An excerpt from an interview between NPR’s Aaron Henkin & Patrick O’Brien. [POBF.org]
The full interview appears on Aaron’s program: “The Signal”. [WYPR, Baltimore]
Air date: Soon.
NPR:
On your website, you posit the question: “If you were given 2-5 years to live, what would you do?” Ever since I was a kid, I’ve heard people ask each other variations on this question, but it’s always been in the abstract, just as way to make conversation… but for you, there came a time when you had to ask yourself that same question, and there was nothing abstract about it… what’s it been like to try to figure out the answer?
POB:
Well, my Laura has me on a ten-year plan. So I can’t die before then. I think that focuses your mind, the window of two to five years. And everything changes overnight. You stop shooting video and you start shooting film. You stop getting into small arguments. You are able to navigate the world almost as if you have a GPS system that says ‘five years of battery left.’ And that informs all your decisions. It’s a good question for everyone to ask themselves. If you put yourself in that mind-space for a minute, that window of two to five years, what would anyone do.
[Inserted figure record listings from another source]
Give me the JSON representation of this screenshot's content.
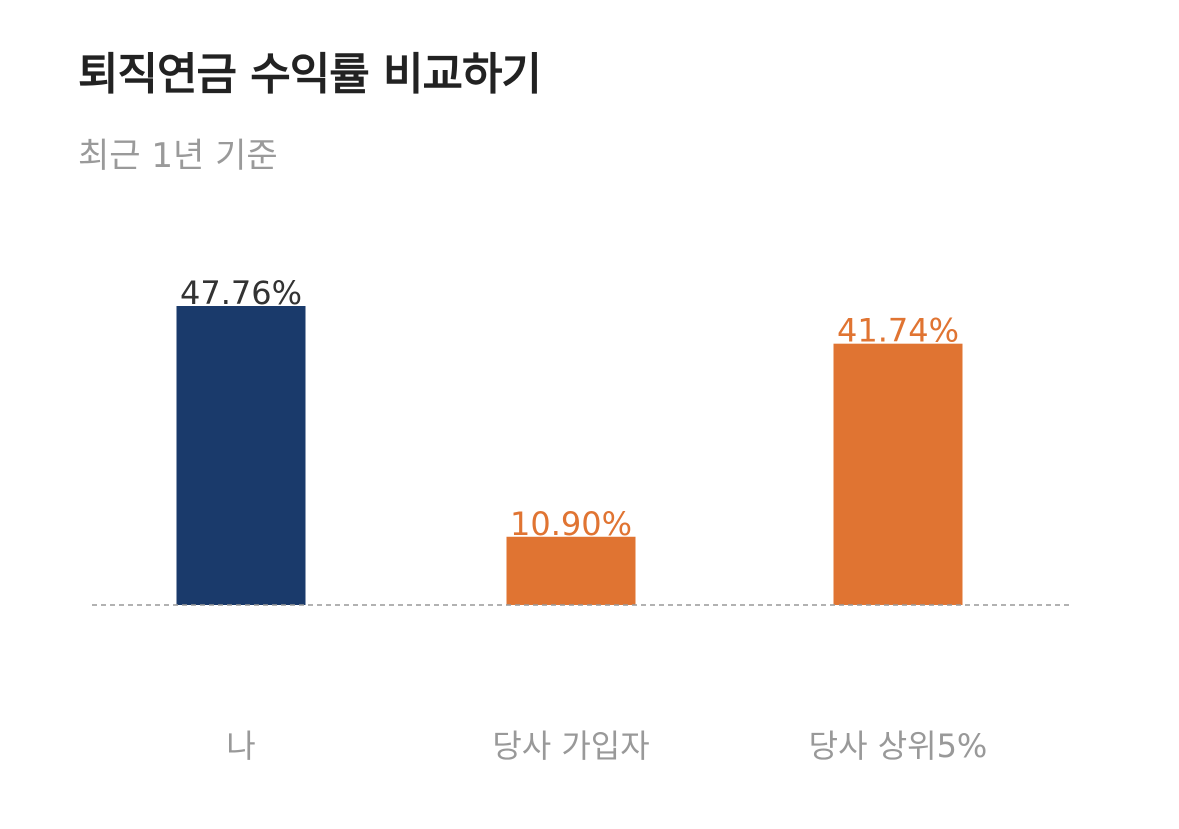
{
  "header": {
    "title": "퇴직연금 수익률 비교하기",
    "subtitle": "최근 1년 기준"
  },
  "colors": {
    "primary": "#1a3a6b",
    "accent": "#e07432",
    "value_label_primary": "#333333",
    "baseline": "#999999"
  },
  "chart_data": {
    "type": "bar",
    "categories": [
      "나",
      "당사 가입자",
      "당사 상위5%"
    ],
    "values": [
      47.76,
      10.9,
      41.74
    ],
    "value_labels": [
      "47.76%",
      "10.90%",
      "41.74%"
    ],
    "bar_colors": [
      "#1a3a6b",
      "#e07432",
      "#e07432"
    ],
    "label_colors": [
      "#333333",
      "#e07432",
      "#e07432"
    ],
    "ylim": [
      0,
      47.76
    ],
    "grid": false,
    "baseline": "dashed"
  }
}
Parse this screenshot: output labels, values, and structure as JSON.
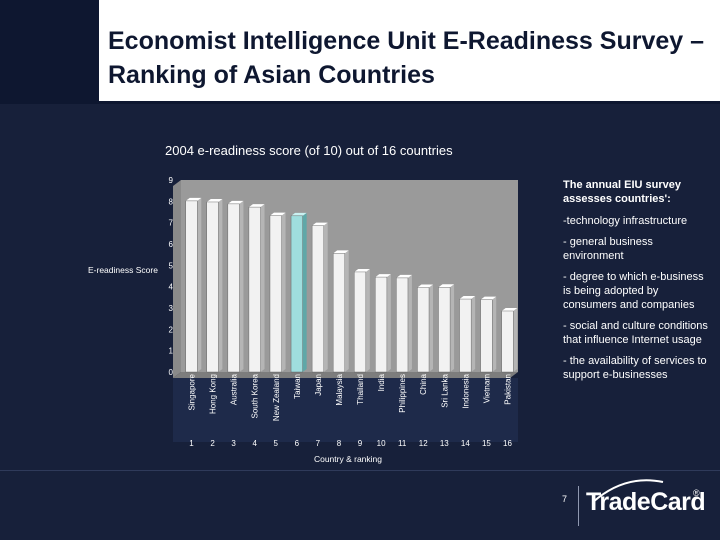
{
  "page": {
    "title": "Economist Intelligence Unit E-Readiness Survey – Ranking of Asian Countries",
    "page_number": "7"
  },
  "logo": {
    "text": "TradeCard",
    "reg_mark": "®"
  },
  "side_notes": {
    "heading": "The annual EIU survey assesses countries':",
    "items": [
      "-technology infrastructure",
      "- general business environment",
      "- degree to which e-business is being adopted by consumers and companies",
      "- social and culture conditions that influence Internet usage",
      "- the availability of services to support e-businesses"
    ]
  },
  "colors": {
    "bar": "#f2f2f2",
    "bar_highlight": "#9fdede",
    "plot_bg": "#9a9a9a",
    "slide_bg": "#17203a"
  },
  "chart_data": {
    "type": "bar",
    "title": "2004 e-readiness score (of 10) out of 16 countries",
    "xlabel": "Country & ranking",
    "ylabel": "E-readiness Score",
    "ylim": [
      0,
      9
    ],
    "yticks": [
      "0",
      "1",
      "2",
      "3",
      "4",
      "5",
      "6",
      "7",
      "8",
      "9"
    ],
    "categories": [
      "Singapore",
      "Hong Kong",
      "Australia",
      "South Korea",
      "New Zealand",
      "Taiwan",
      "Japan",
      "Malaysia",
      "Thailand",
      "India",
      "Philippines",
      "China",
      "Sri Lanka",
      "Indonesia",
      "Vietnam",
      "Pakistan"
    ],
    "rankings": [
      "1",
      "2",
      "3",
      "4",
      "5",
      "6",
      "7",
      "8",
      "9",
      "10",
      "11",
      "12",
      "13",
      "14",
      "15",
      "16"
    ],
    "values": [
      8.02,
      7.97,
      7.88,
      7.73,
      7.33,
      7.32,
      6.86,
      5.56,
      4.69,
      4.45,
      4.41,
      3.96,
      3.97,
      3.42,
      3.39,
      2.86
    ],
    "highlight": "Taiwan",
    "grid": false,
    "legend": "none"
  }
}
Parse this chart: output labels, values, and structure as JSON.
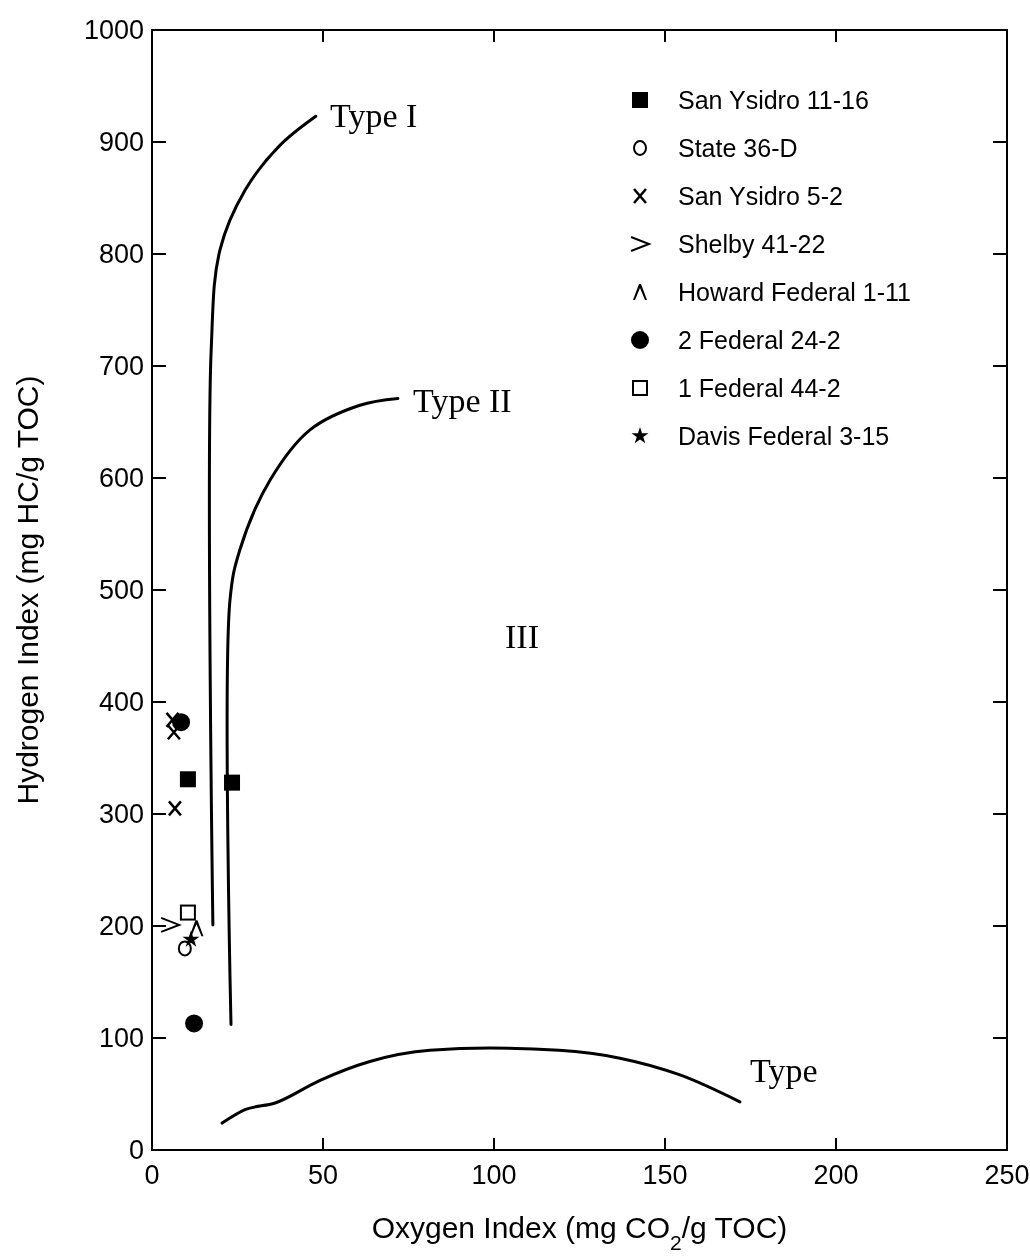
{
  "chart_data": {
    "type": "scatter",
    "xlabel": "Oxygen Index (mg CO$_{2}$/g TOC)",
    "ylabel": "Hydrogen Index (mg HC/g TOC)",
    "xlim": [
      0,
      250
    ],
    "xticks": [
      0,
      50,
      100,
      150,
      200,
      250
    ],
    "ylim": [
      0,
      1000
    ],
    "yticks": [
      0,
      100,
      200,
      300,
      400,
      500,
      600,
      700,
      800,
      900,
      1000
    ],
    "grid": false,
    "legend": "top right",
    "series": [
      {
        "name": "San Ysidro 11-16",
        "color": "#000000",
        "marker": "square",
        "x": [
          10.5,
          23.4
        ],
        "values": [
          331,
          328
        ]
      },
      {
        "name": "State 36-D",
        "color": "#000000",
        "marker": "circle",
        "x": [
          9.6
        ],
        "values": [
          180
        ]
      },
      {
        "name": "San Ysidro 5-2",
        "color": "#000000",
        "marker": "cross",
        "x": [
          6.0,
          6.4,
          6.7
        ],
        "values": [
          384,
          373,
          305
        ]
      },
      {
        "name": "Shelby 41-22",
        "color": "#000000",
        "x": [
          5.3
        ],
        "values": [
          201
        ]
      },
      {
        "name": "Howard Federal 1-11",
        "color": "#000000",
        "marker": "triangle",
        "x": [
          13
        ],
        "values": [
          198
        ]
      },
      {
        "name": "2 Federal 24-2",
        "color": "#000000",
        "marker": "circle",
        "x": [
          8.5,
          12.3
        ],
        "values": [
          382,
          113
        ]
      },
      {
        "name": "1 Federal 44-2",
        "color": "#000000",
        "marker": "square",
        "x": [
          10.5
        ],
        "values": [
          212
        ]
      },
      {
        "name": "Davis Federal 3-15",
        "color": "#000000",
        "marker": "star",
        "x": [
          11.4
        ],
        "values": [
          188
        ]
      },
      {
        "type": "line",
        "color": "#000000",
        "marker": "none",
        "x": [
          17.8,
          17.3,
          19.9,
          27.2,
          37.4,
          47.9
        ],
        "values": [
          201,
          714,
          804,
          857,
          897,
          923
        ]
      },
      {
        "type": "line",
        "color": "#000000",
        "marker": "none",
        "x": [
          23.1,
          22.8,
          25.7,
          34.5,
          46.2,
          60.8,
          71.9
        ],
        "values": [
          112,
          491,
          536,
          598,
          643,
          665,
          671
        ]
      },
      {
        "type": "line",
        "color": "#000000",
        "marker": "none",
        "x": [
          20.5,
          27.2,
          36,
          49,
          63.7,
          81.3,
          98.8,
          119,
          136.8,
          154.4,
          171.9
        ],
        "values": [
          24,
          36,
          42,
          62,
          79,
          89,
          91,
          89,
          82,
          67,
          43
        ]
      }
    ],
    "annotations": [
      "Type I",
      "Type II",
      "III",
      "Type"
    ]
  }
}
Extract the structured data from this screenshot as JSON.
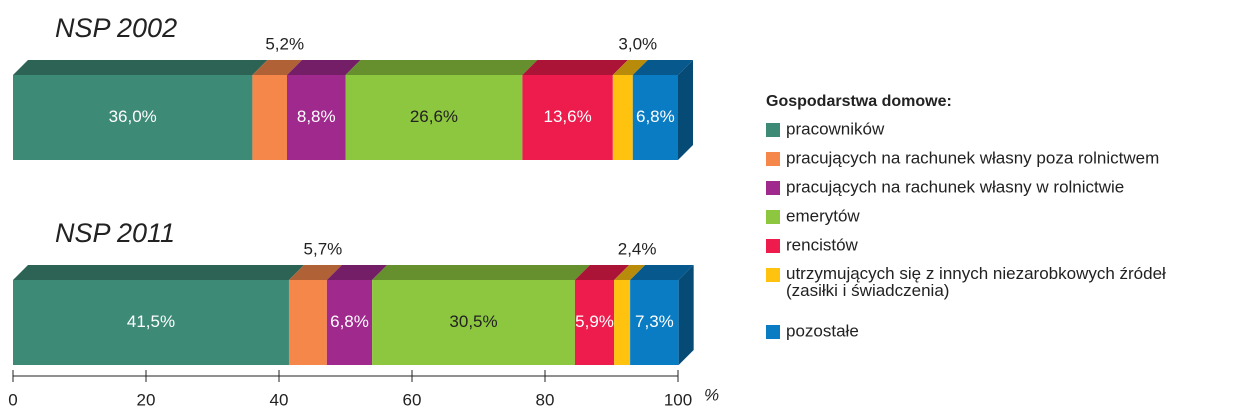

Most people will tell you the exact same answer: Eat all the chocolate you can. Run up the credit cards. Go to Las Vegas. Go for broke on all levels. And that’s what I’m doing. I’m going for it. I expect to live a long time. And there may be a cure, but if there’s none, the main thing is to live for the moment, for today. If you live in the now, you have access to the infinite. I always remember that. Eckhardt Tolle said that. If you live in the now, you have access to the infinite. And I can only do that 5 percent of the time, but that’s all you can do.